La historia era tal que así;
Cien clavos:
Dos hermanos discutían y peleaban cada vez con más frecuencia. Se reprochaban, gritaban, insultaban y faltaban al respeto, a solas, y también delante de otros. Mientras, el padre, era testigo mudo con el corazón cada vez un poco más roto.
Una mañana el padre llamó a sus dos hijos y les pidió si le concederían un favor. En lo que sí estaban de acuerdo los hermanos, era en el gran afecto que sentían por su progenitor y ambos asintieron sin dudar. Entonces, el padre les pidió que le acompañaran frente a la puerta de su casa y les entregó a cada uno cincuenta clavos y un martillo. Ante la mirada atónita de los muchachos, les pidió que clavaran cada uno de los clavos en la puerta que les había recibido desde el día en que nacieron.
Y sin entender muy bien sus razones, obedecieron y empezaron a clavar, tímidamente al principio, después dejándose llevar por tanta rabia acumulada el uno contra el otro. Y así, en apenas minutos, una simple puerta… mostraba un aspecto lastimoso. Entonces, el padre les pidió que se quedaran en pie, mirando de frente lo que habían hecho. Minutos después, les dio sendas tenazas y les pidió que arrancaran los clavos.
Por descontado, la tarea de arrancar cien clavos fue mucho más ardua que la de clavarlos. Especialmente los últimos, hundidos en lo más profundo de la madera. Les llevó horas de duro trabajo hasta que al fin, le llamaron, cada uno con sus cincuenta clavos en la mano.
Entonces, el padre les pidió que miraran de nuevo frente a frente la puerta, ya sin clavos, pero deshecha en agujeros y grietas de las que asomaban astillas.
– Eso es lo que sucede con cada una de las ofensas y faltas que uno comete contra otro. Por mucho que luego se esfuerce en disculparse, en cerrarlo, el agujero creado se mantiene. Acordaos de eso cada vez que crucéis la puerta de vuestro hogar.

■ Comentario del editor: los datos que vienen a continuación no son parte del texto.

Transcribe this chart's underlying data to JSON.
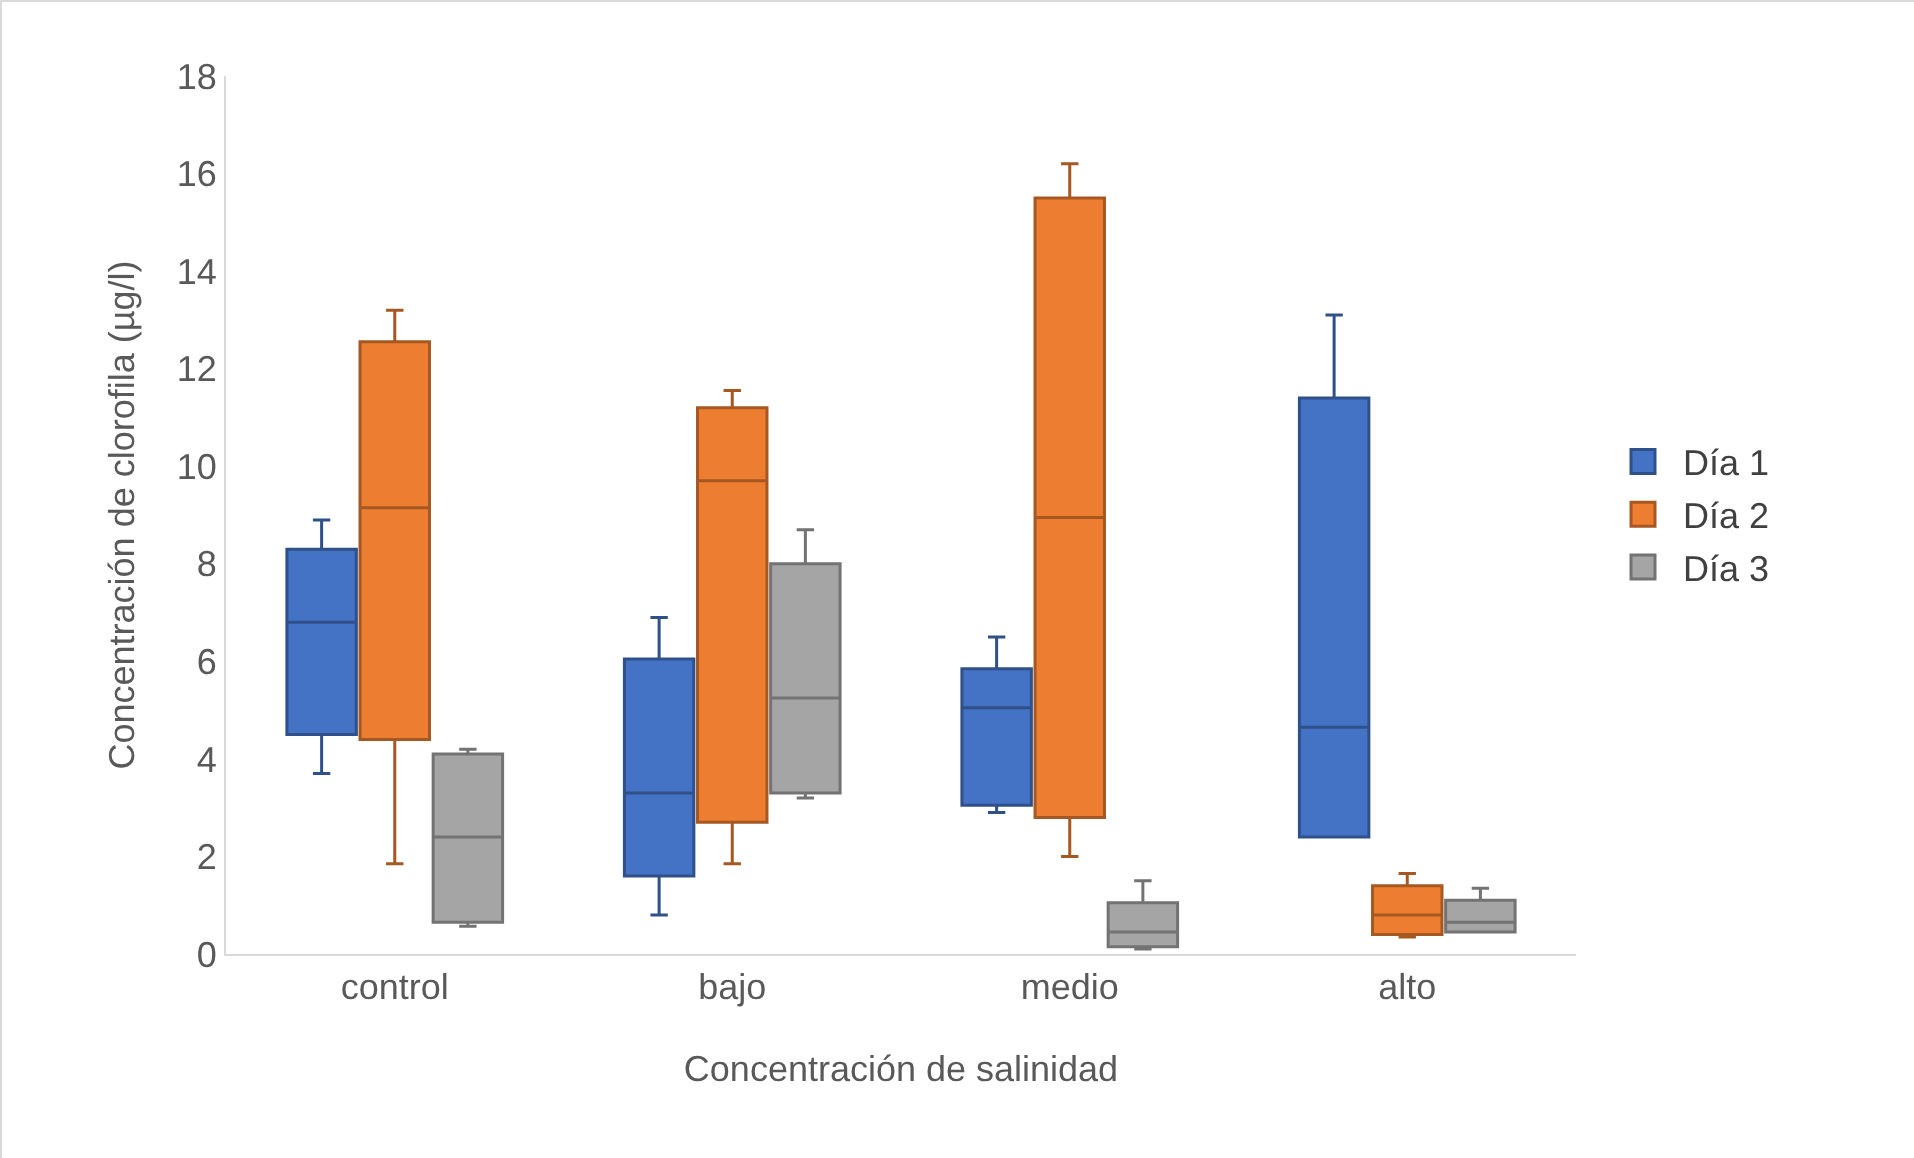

Hace tiempo leí por ahí una especie de teoría. No tengo muy claro si tendrá rigor científico o no, pero para el caso que nos ocupa, nos sirve, nos sirve… Alguien con mucho tiempo libre había demostrado una especie de «Regla del Siete». Por cada ofensa, harían falta siete «premios» de proporciones inversas al daño causado para que la persona ofendida, realmente perdone.

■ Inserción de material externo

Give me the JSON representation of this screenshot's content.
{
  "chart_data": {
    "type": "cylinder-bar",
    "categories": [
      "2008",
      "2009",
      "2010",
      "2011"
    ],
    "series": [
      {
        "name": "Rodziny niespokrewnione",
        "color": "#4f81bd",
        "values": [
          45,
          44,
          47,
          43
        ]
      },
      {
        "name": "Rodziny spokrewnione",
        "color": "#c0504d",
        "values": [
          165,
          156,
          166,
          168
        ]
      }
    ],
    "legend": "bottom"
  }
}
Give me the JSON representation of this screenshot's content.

Voy a poneros un ejemplo práctico para que veáis lo caro que puede resultar hacer daño a otro. Pongamos que tienes una relación de pareja «normal» y por ese normal imagina una tabla en la que puntúes de 1 a 10 los acontecimientos positivos de tu vida. No creas que esa vida de normalidad está en un 5, no. En absoluto. Está en el 0. Te lo explico:
Os dais un beso por la mañana y al acostaros, preparáis juntos la cena y os preguntáis qué tal el día en la oficina, discutís sobre a quién le toca bajar la basura, compartís sofá y manta, salís un par de veces por semana y uno protesta porque el otro olvidó, otra vez, pagar un recibo al que se había comprometido. Incluso, tenéis una vida sexual razonable y hacéis el amor tres, cuatro veces por semana… Esa vida «normal» se marca como 0. Es el punto de partida.
Luego cada uno decide qué cosas son las que hacen que tu felicidad suba: unas flores que no esperas, una muestra pública de amor, de admiración por ti, un fin de semana romántico sin salir de la cama ignorando al resto del mundo… Cosas menos normales y que hacen que tu amor y lo que sea que conforme esa materia prima que os liga, se refuerce, crezca. Pues cada una de esas cosas las puntúa cada uno en base a lo que considere: cuatro, ocho ¡diez…!
Y luego vienen los «clavos». Descubrir una mentira, una falta de respeto, una ausencia cuando necesitas del otro, una traición… que cada uno puntuará en una escala negativa, de nuevo, como considere. No hay nada más personal que eso.
Pues bien, por cada «cinco negativo» harán falta ni más ni menos que siete «cincos positivos» para que el otro realmente perdone. Si además este agravio cualquiera dura un mes, harán falta siete meses extraordinarios (que no normales) para que el agujero se mantenga (porque recordad que los agujeros quedan por siempre), pero desde la perspectiva de que «es algo del pasado». Menudo trabajo, ¿verdad?
Así que, por supuesto lo más importante es no cagarla (perdón, pero no se me ocurre una palabra que encaje mejor), pero si la cagas… aún así, siendo práctico, inteligente, hasta egoísta ¡corre, arréglalo! Que, seguro, seguro… valdrá la pena.